Both Comcast and AT&T are dedicated to a campaign of getting customers to forget about flat rate, unlimited service at a reasonable cost. Even as both companies raise usage caps, they continue to raise prices as well, even as their costs to provide the service continue to drop. Both companies hope to eventually create the kind of profitable windfall with wired services that wireless providers like AT&T and Verizon Wireless have enjoyed for years since they abandoned unlimited flat rate plans. Without significant new competition, the effective duopoly most Americans have for telecommunications services offers the opportunity to create a new, more costly (and false) paradigm for telecom services, based on three completely false claims:

  • data costs are expensive,
  • usage must be monetized, and
  • without a bigger return on investment, investors will not finance the next generation of telecom upgrades.

But as the evidence clearly shows, profits from selling high-speed internet access are only growing, even as costs are falling.
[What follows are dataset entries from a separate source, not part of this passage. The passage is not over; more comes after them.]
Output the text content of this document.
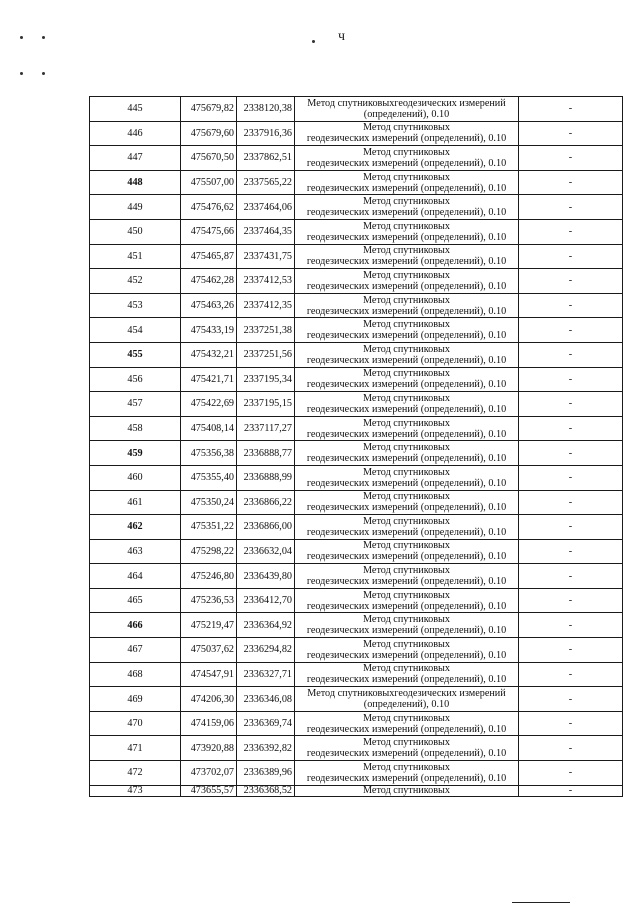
ч
445	475679,82	2338120,38	Метод спутниковыхгеодезических измерений
(определений), 0.10	-
446	475679,60	2337916,36	Метод спутниковых
геодезических измерений (определений), 0.10	-
447	475670,50	2337862,51	Метод спутниковых
геодезических измерений (определений), 0.10	-
448	475507,00	2337565,22	Метод спутниковых
геодезических измерений (определений), 0.10	-
449	475476,62	2337464,06	Метод спутниковых
геодезических измерений (определений), 0.10	-
450	475475,66	2337464,35	Метод спутниковых
геодезических измерений (определений), 0.10	-
451	475465,87	2337431,75	Метод спутниковых
геодезических измерений (определений), 0.10	-
452	475462,28	2337412,53	Метод спутниковых
геодезических измерений (определений), 0.10	-
453	475463,26	2337412,35	Метод спутниковых
геодезических измерений (определений), 0.10	-
454	475433,19	2337251,38	Метод спутниковых
геодезических измерений (определений), 0.10	-
455	475432,21	2337251,56	Метод спутниковых
геодезических измерений (определений), 0.10	-
456	475421,71	2337195,34	Метод спутниковых
геодезических измерений (определений), 0.10	-
457	475422,69	2337195,15	Метод спутниковых
геодезических измерений (определений), 0.10	-
458	475408,14	2337117,27	Метод спутниковых
геодезических измерений (определений), 0.10	-
459	475356,38	2336888,77	Метод спутниковых
геодезических измерений (определений), 0.10	-
460	475355,40	2336888,99	Метод спутниковых
геодезических измерений (определений), 0.10	-
461	475350,24	2336866,22	Метод спутниковых
геодезических измерений (определений), 0.10	-
462	475351,22	2336866,00	Метод спутниковых
геодезических измерений (определений), 0.10	-
463	475298,22	2336632,04	Метод спутниковых
геодезических измерений (определений), 0.10	-
464	475246,80	2336439,80	Метод спутниковых
геодезических измерений (определений), 0.10	-
465	475236,53	2336412,70	Метод спутниковых
геодезических измерений (определений), 0.10	-
466	475219,47	2336364,92	Метод спутниковых
геодезических измерений (определений), 0.10	-
467	475037,62	2336294,82	Метод спутниковых
геодезических измерений (определений), 0.10	-
468	474547,91	2336327,71	Метод спутниковых
геодезических измерений (определений), 0.10	-
469	474206,30	2336346,08	Метод спутниковыхгеодезических измерений
(определений), 0.10	-
470	474159,06	2336369,74	Метод спутниковых
геодезических измерений (определений), 0.10	-
471	473920,88	2336392,82	Метод спутниковых
геодезических измерений (определений), 0.10	-
472	473702,07	2336389,96	Метод спутниковых
геодезических измерений (определений), 0.10	-
473	473655,57	2336368,52	Метод спутниковых	-
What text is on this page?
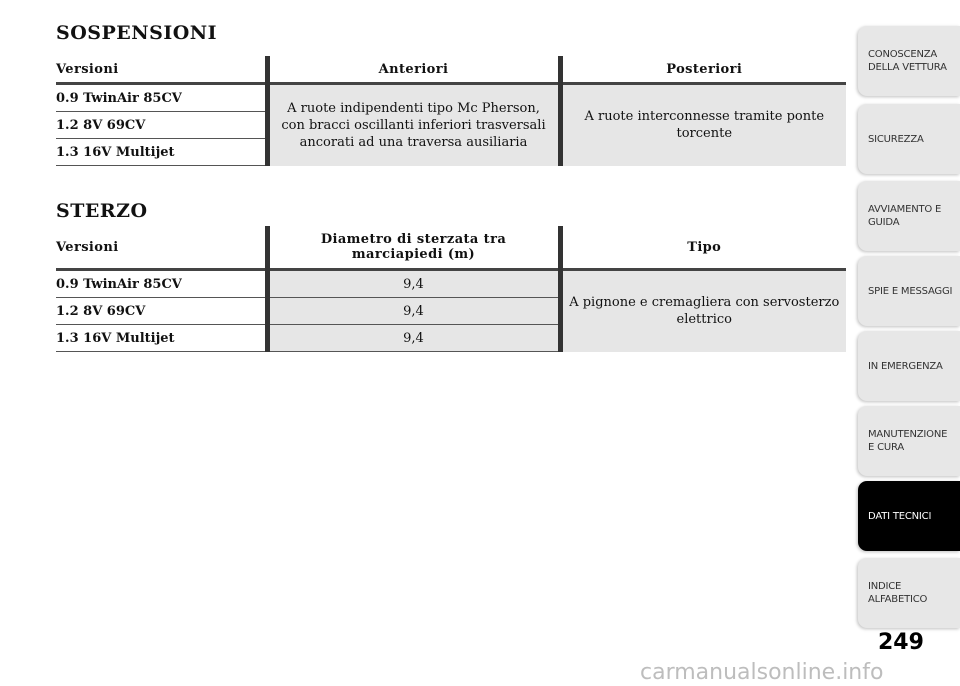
SOSPENSIONI
Versioni	Anteriori	Posteriori
0.9 TwinAir 85CV	A ruote indipendenti tipo Mc Pherson, con bracci oscillanti inferiori trasversali ancorati ad una traversa ausiliaria	A ruote interconnesse tramite ponte torcente
1.2 8V 69CV		
1.3 16V Multijet		
STERZO
Versioni	Diametro di sterzata tra marciapiedi (m)	Tipo
0.9 TwinAir 85CV	9,4	A pignone e cremagliera con servosterzo elettrico
1.2 8V 69CV	9,4	
1.3 16V Multijet	9,4	
CONOSCENZA DELLA VETTURA
SICUREZZA
AVVIAMENTO E GUIDA
SPIE E MESSAGGI
IN EMERGENZA
MANUTENZIONE E CURA
DATI TECNICI
INDICE ALFABETICO
249
carmanualsonline.info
Much of the drag on profits come from increasing costs related to licensing television content. Voice over IP telephone service is almost an afterthought for most cable and phone companies, often thrown in for $10-20 a month.

AT&T’s transition puts all the attention and its quest for fatter profits on its broadband service. That’s a bad deal for AT&T customers no matter what the company calls its “next generation” network.